This article helps you understand how to pass the FDA Refusal to Accept (RTA) screening process 510k submissions – updated Sept 2019 version.
What is an RTA Checklist?
The “RTA” in RTA Checklist stands for Refuse to Accept. The FDA uses this tool to determine if your 510(k) submissions will be accepted or not for a substantive review. Accepted, not approved because this is simply a verification that the required information is included in your submission. As stated in the 2019 FDA guidance document for the FDA’s Refuse to Accept Policy for 510(k)s “a minimum threshold of acceptability and should be accepted for substantive review.”(Ref.1). That does a nice job summarizing the RTA checklist. It is a tool used to help assess whether or not your submission contains the required information to continue with a more thorough review of the contents of the submission itself.
What does the Refusal to Accept (RTA) policy apply to?
The Refusal to Accept (RTA) policy applies to all 510k submissions. The RTA checklist or more checklists apply specifically to each 510(k) submission type:
- Traditional 510k
- Abbreviated 510k
- Special 510k
There is a different RTA checklist for each submission type. The checklists can be found within the Refuse to Accept Policy for 510(k)s guidance document. Specifically, in the PDF document that the FDA reissued on September 13, 2019, the checklists can be found in the following areas:
- Traditional 510k – Appendix A. Page 20 (numbered page 21)
- Abbreviated 510k – Appendix B. Page 55 (numbered page 56)
- Special 510k – Appendix C. Page 91 (numbered page 92 )
Note that in the title of the checklist it is referred to as an ‘acceptance checklist.’ It is not called the RTA checklist until you get to the footer of the page. It is also listed as an acceptance checklist on the FDA website. The best way to think of the process is as preliminary screening by the FDA.
What does the FDA look at during the Refusal to Accept (RTA) screening process?
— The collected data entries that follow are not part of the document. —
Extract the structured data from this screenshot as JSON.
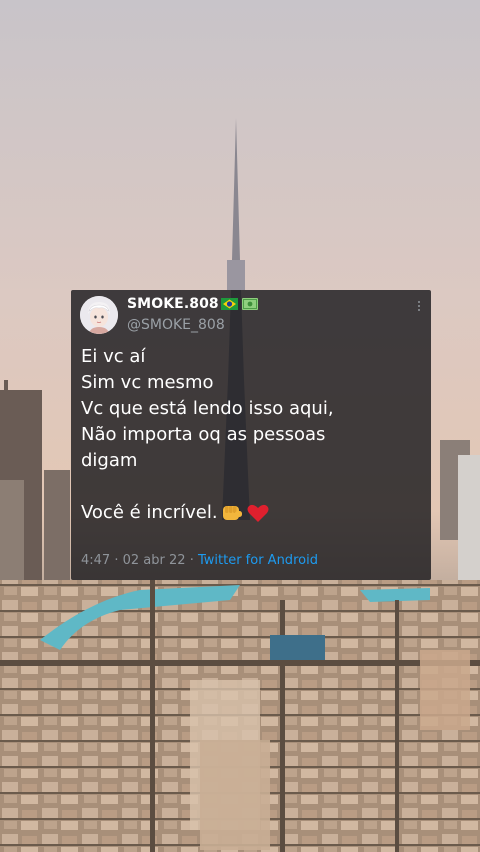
{
  "tweet": {
    "display_name": "SMOKE.808",
    "handle": "@SMOKE_808",
    "lines": [
      "Ei vc aí",
      "Sim vc mesmo",
      "Vc que está lendo isso aqui,",
      "Não importa oq as pessoas",
      "digam"
    ],
    "closing_line": "Você é incrível.",
    "time": "4:47",
    "date": "02 abr 22",
    "source": "Twitter for Android",
    "separator": "·"
  },
  "icons": [
    "brazil-flag-icon",
    "money-icon",
    "more-options-icon",
    "fist-icon",
    "heart-icon"
  ],
  "colors": {
    "link": "#1d9bf0",
    "card_bg": "#16161a",
    "heart": "#e0202e"
  }
}
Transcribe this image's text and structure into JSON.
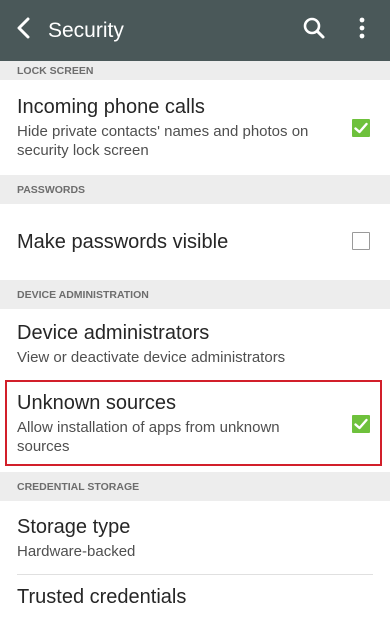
{
  "appbar": {
    "title": "Security",
    "background_color": "#4a5859",
    "back_icon": "chevron-left-icon",
    "search_icon": "search-icon",
    "overflow_icon": "more-vert-icon"
  },
  "sections": {
    "lock_screen": {
      "header": "LOCK SCREEN",
      "incoming_calls": {
        "title": "Incoming phone calls",
        "summary": "Hide private contacts' names and photos on security lock screen",
        "checked": true
      }
    },
    "passwords": {
      "header": "PASSWORDS",
      "make_visible": {
        "title": "Make passwords visible",
        "checked": false
      }
    },
    "device_admin": {
      "header": "DEVICE ADMINISTRATION",
      "device_administrators": {
        "title": "Device administrators",
        "summary": "View or deactivate device administrators"
      },
      "unknown_sources": {
        "title": "Unknown sources",
        "summary": "Allow installation of apps from unknown sources",
        "checked": true,
        "highlighted": true
      }
    },
    "credential_storage": {
      "header": "CREDENTIAL STORAGE",
      "storage_type": {
        "title": "Storage type",
        "summary": "Hardware-backed"
      },
      "trusted_credentials": {
        "title": "Trusted credentials"
      }
    }
  },
  "colors": {
    "checkbox_checked": "#6ec13c",
    "highlight_border": "#d21f2a",
    "section_header_bg": "#ededed"
  }
}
During the screening process, the assigned RTA screener will review 510k submission and try to identify all of the requirements listed in the applicable RTA checklist. The person screening your submission is required to answer “yes,” “no,” or “n/a” to the questions in the checklist. This person must also enter the document and the page where the information can be found in the submission. Finally, if an element required by the refusal to accept (RTA) checklist cannot be found, then the screener adds a comment at the end of that section in the checklist. The comment will state what your deficiency is and it may even identify a guidance document that can help you address the issue. If you are missing requirements, you will receive an email from the RTA screener with the completed RTA checklist attached. We call this an “RTA Hold” letter. If your submission is not rejected, then your 510k is administratively complete and you will receive an automated email indicating that your submission was accepted and the substantive review will now begin.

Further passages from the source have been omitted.